John
No. The input stream may well be non-seekable, which means you can't just
reference a position in there. If you tell us what you're trying to do,
there might be further suggestions.
Uli
--
Sator Laser GmbH
Geschäftsführer: Thorsten Föcking, Amtsgericht Hamburg HR B62 932
> No. The input stream may well be non-seekable, which means you can't just
reference a position in there.
The input stream I wish to copy will always be seekable.

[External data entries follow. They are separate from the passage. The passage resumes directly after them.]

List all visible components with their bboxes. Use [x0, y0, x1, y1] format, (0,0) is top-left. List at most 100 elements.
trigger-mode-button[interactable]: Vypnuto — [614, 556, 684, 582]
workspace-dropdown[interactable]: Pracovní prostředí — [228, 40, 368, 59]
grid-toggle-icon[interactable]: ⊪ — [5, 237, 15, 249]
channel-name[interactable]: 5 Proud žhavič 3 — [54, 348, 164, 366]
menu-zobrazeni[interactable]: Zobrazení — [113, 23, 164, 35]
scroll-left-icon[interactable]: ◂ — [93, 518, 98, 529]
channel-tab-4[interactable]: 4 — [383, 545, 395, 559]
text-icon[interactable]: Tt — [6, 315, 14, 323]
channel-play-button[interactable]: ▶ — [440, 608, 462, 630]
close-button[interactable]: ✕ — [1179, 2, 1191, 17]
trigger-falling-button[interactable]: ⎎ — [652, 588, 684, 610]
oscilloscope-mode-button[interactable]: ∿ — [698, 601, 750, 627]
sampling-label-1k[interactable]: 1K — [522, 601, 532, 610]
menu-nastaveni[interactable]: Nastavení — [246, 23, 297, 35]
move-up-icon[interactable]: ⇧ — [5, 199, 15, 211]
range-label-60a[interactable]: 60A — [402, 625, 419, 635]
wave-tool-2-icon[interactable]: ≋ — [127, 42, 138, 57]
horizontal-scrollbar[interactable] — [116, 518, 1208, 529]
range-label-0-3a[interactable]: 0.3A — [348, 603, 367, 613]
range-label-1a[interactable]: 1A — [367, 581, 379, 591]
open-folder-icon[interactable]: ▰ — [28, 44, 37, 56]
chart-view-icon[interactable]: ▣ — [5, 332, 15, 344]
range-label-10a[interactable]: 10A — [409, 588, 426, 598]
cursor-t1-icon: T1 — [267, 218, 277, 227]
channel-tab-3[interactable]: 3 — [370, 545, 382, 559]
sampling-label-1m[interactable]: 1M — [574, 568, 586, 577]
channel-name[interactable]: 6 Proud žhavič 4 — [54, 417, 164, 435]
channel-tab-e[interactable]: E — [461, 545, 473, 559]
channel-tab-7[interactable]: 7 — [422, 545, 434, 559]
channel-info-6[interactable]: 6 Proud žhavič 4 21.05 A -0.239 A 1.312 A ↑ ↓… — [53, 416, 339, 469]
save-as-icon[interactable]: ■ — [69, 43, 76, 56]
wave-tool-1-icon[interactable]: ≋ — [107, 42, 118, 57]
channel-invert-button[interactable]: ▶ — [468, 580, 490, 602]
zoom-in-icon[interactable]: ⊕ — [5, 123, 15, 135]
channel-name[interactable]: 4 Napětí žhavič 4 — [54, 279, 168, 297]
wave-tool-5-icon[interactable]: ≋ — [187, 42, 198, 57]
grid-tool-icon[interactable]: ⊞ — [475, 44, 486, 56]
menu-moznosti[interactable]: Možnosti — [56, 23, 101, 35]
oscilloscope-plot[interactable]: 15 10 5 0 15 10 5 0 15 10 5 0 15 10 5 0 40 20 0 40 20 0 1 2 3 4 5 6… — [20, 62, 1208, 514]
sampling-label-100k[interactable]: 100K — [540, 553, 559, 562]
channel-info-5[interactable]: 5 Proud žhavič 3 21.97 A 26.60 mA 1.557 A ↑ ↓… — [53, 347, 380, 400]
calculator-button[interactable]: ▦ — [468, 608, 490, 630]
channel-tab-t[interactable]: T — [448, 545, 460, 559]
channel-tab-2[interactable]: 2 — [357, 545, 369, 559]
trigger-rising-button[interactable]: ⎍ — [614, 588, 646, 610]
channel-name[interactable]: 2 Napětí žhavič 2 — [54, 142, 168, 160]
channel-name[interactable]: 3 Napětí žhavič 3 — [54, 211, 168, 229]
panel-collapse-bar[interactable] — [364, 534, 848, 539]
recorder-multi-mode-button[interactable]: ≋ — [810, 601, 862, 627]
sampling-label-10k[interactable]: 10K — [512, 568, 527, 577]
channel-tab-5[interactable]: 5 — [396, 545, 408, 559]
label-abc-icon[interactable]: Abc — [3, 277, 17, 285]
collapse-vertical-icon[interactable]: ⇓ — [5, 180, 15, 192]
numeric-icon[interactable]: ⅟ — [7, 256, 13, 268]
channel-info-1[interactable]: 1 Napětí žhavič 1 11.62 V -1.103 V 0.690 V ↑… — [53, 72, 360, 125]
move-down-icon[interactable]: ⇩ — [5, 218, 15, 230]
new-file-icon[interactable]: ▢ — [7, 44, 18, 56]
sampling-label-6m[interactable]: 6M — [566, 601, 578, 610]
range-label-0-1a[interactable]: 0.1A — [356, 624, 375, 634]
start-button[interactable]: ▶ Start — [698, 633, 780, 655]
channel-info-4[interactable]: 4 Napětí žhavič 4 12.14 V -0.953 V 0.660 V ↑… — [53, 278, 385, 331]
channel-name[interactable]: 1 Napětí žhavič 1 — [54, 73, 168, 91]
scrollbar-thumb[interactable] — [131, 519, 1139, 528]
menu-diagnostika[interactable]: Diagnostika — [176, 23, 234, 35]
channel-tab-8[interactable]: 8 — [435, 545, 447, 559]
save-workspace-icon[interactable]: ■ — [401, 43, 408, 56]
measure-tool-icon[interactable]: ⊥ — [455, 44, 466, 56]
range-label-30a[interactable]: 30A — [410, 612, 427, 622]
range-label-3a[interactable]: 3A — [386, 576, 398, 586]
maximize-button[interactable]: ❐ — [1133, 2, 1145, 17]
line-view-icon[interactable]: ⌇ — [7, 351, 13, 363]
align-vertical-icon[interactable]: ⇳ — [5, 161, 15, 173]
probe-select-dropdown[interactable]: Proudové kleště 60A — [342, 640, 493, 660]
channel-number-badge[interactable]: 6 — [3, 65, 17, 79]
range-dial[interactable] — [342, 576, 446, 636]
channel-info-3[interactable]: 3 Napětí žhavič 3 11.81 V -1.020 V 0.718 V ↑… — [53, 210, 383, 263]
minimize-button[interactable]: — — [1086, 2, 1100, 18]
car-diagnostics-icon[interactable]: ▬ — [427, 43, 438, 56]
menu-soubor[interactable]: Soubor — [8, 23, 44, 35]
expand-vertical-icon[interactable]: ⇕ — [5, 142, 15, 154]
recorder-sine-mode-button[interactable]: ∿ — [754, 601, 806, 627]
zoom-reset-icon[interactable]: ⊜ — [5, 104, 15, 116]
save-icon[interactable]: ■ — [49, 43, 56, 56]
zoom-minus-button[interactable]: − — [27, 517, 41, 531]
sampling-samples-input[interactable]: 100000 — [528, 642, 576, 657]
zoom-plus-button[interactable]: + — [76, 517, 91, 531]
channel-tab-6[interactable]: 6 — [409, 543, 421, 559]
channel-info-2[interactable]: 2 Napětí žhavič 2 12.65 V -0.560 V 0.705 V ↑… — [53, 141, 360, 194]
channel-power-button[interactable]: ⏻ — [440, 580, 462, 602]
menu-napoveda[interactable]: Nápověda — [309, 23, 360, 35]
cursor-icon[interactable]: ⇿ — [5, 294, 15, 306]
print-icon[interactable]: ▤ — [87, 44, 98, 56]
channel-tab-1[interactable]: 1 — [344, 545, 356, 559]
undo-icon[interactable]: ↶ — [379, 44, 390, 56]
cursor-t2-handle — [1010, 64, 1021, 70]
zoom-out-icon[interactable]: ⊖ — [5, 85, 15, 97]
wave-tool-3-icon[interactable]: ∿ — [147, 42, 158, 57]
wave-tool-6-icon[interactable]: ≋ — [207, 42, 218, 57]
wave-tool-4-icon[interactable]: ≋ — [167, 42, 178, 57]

> If you tell us what you're trying to do, there might be further
suggestions.
I am modifying a language parser. I would like to bury the management of
tellg and seekg into a class.
John
Ah, now it's clear that the "input stream" you mean is the basic_istream type provided in the Standard C++ Library. istream,
ifstream and istrstream are already classes. Note that the iostreams are not part of STL; STL and iostreams are both part of the
Std C++ Lib, though.
I believe that if you use the same string pointer to construct two istrstreams, for instance, you'll get two independently-
traversing stream objects on the same underlying input string.
What do you really need?
Stephan T. Lavavej
Visual C++ Libraries Developer
"Scot T Brennecke" <Sc...@Spamhater.MVPs.org> wrote in message
news:uGZAYbWD...@TK2MSFTNGP04.phx.gbl...
> Note that the iostreams are not part of STL; STL and iostreams are both
part of the Std C++ Lib, though.
I knew that but it completely slipped my mind. What would be a more
appropriate newsgroup for this question?
> What do you really need?
Method rdbuf is what I was looking for.
John
I really meant that to be "FYI". I don't know of a better newsgroup than this one for this type of question.